Doctor shared patient details on Facebook
A SEXUAL health doctor who accessed a man’s information without permission then shared it on Facebook has been rapped by a health watchdog.
Dr Linda Morris was working at a sexual health clinic with NHS Fife when she requested a man’s files be transferred to her from NHS Grampian.
The transfer, in July 2016, was done without a clinical reason and Morris also failed to note she had viewed the files.
In June 2020, Morris made an ‘inapproin priate’ post on the patient’s Facebook profile which revealed confidential information taken from his medical records.
She was hauled before the Medical Practitioners Tribunal Service (MPTS) which has suspended her for two months after ruling her fitness to practise was ‘impaired’.

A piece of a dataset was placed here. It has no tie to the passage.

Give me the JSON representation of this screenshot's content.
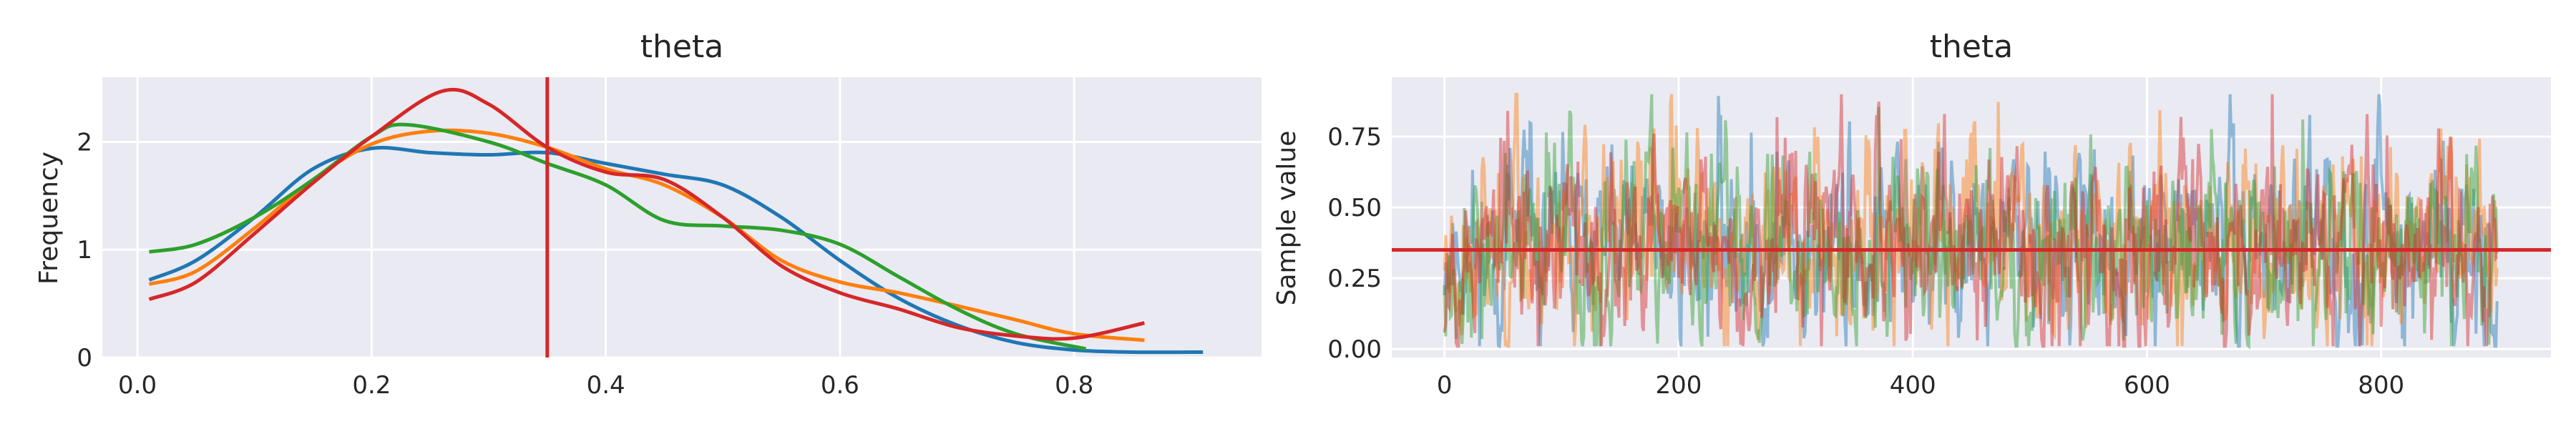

Morris admitted to breaking ‘the professional value of trust’. She added: ‘It was a very particular set of circumstances with Mr A, but I will never again let my emotions cloud my professional judgment.’
The hearing ruled: ‘The tribunal determined that Dr Morris was only able to act this way because of her position of trust as a doctor.
‘Her conduct was aggravated by her position as a doctor specialising in sexual and reproductive health, which is a particularly sensitive area of medicine, a factor she would have been well aware of.
‘The tribunal were of the view that Dr Morris had acted with a lack of integrity.’
It concluded: ‘The tribunal gave weight to all the mitigating factors it has identified in concluding that, in all the circumstances of this case, a period of two months is the appropriate and proportionate length of suspension.’
The hearing was told the man raised a complaint that Morris had accessed his medical records without a clinical reason and posted information on social media which she had learned from his records.
The report noted the man was not a patient of Morris and added: ‘Keeping information confidential is a fundamental part of the duty of a medical practitioner, and Dr Morris had failed in that duty.’
It said that accessing a person’s medical records for her own ends, when she had no clinical reason to do so ‘would be regarded as deplorable by fellow doctors’.
The panel also ruled Morris had displayed a lack of integrity by accessing the man’s files and then publishing details.